Question: Suppose $A$ is a complex $n\times n$ matrix and let $T:\mathbb{C}^{n\times n}\rightarrow\mathbb{C}^{n\times n}$ be the linear transofrmation given by $T(B)=AB+BA$ for $B\in\mathbb{C}^{n\times n}$. Prove that if $A$ is a nilpotent matrix, then $T$ is a nilpotent operator.

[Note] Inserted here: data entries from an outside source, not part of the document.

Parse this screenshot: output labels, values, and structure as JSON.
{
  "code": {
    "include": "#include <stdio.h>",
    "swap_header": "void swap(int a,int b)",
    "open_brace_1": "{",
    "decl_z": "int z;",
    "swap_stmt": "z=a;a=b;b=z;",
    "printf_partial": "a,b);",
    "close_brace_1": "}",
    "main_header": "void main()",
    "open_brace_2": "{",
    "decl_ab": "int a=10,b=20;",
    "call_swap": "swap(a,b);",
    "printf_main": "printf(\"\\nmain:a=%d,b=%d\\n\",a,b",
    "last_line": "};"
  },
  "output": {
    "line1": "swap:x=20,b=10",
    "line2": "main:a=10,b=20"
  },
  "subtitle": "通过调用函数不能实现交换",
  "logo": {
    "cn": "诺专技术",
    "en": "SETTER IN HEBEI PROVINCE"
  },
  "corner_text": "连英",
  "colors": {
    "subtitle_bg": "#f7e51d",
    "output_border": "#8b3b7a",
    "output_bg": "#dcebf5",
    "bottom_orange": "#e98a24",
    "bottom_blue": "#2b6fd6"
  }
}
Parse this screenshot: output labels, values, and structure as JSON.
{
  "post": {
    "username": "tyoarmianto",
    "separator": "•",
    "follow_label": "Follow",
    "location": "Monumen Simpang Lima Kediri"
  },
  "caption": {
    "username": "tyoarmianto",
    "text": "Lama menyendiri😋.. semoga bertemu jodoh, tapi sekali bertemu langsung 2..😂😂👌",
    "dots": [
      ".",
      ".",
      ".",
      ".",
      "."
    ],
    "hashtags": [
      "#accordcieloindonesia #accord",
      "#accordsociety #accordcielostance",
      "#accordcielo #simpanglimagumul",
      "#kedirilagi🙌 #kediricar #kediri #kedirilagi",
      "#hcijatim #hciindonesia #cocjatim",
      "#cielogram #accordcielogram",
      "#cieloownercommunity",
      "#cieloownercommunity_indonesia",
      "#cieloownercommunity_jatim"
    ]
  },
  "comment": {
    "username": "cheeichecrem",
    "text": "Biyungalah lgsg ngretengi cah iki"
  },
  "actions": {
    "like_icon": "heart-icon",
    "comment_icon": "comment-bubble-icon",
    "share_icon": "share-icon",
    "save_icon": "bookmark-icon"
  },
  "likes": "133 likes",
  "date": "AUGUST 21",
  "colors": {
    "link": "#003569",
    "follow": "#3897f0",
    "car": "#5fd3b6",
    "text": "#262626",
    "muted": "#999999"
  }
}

This problem is proved here (well, having $AB-BA$ instead of $AB+BA$, but who cares): $T$ be linear operator on $V$ by $T(B)=AB-BA$. Prove that if A is a nilpotent matrix, then $T$ is a nilpotent operator., but I have a (elementary) question about the proof:
Since \begin{equation}T(B)=AB+BA \implies T^2(B)=T(AB+BA), \text{by applying $T$ to both sides.} \\ = A(AB+BA)+(AB+BA)A \\ =A^2B+ABA+ABA+BA^2 \\ A^2B+2ABA+BA^2 \\\implies T^3(B)=T(A^2B+2ABA+BA^2), \text{by applying $T$ to both sides again} \\ =A(A^2B+2ABA+B^2A)+(A^2B+2ABA+B^2A)A \\ =A^3B+2A^2BA+B^2A^2+A^3B+2A^2BA+B^2A^2 \\ = 6A^3B+2A^2B^2 \end{equation}
So, if we proceed in this way, then since $A$ is nilpotent, we will reach a number (after applying $T$ so many times) where $A^m=0$, thus the terms in the expansion will always be zero after hitting that $m$, and so $T$ is a nilpotent linear operator…. is this the idea? Am I missing something? If that's true, then shouldn't the argument be done more formally using induction rather than just the first few cases?
Best Answer
There is a slightly nicer way to think about the calculations involved in this problem (which will lead to the formula from Ben Grossmann).Let $L_A:\mathbb C^{n\times n}\to \mathbb C^{n\times n}$ be left multiplication by $A$, and similarly let $R_A:\mathbb C^{n\times n}\to \mathbb C^{n\times n}$ be right multiplication by $A$. The clever observation is that $L_A$ and $R_A$ commute with each other, and that $T=L_A+R_A$. Since they commute, we can use the binomial theorem: $$T^k(B)=(L_A+R_A)^k(B)=\sum_{i+j=k}\binom{k}{i} L_A^iR_A^j(B)=\sum_{i+j=k}\binom{k}{i}A^i B A^j.$$
Then, if $k\geq 2m-1$ and $i+j=k$, then either $i\geq m$ or $j\geq m$, and since $A^m=0$ by assumption, each term in the sum vanishes.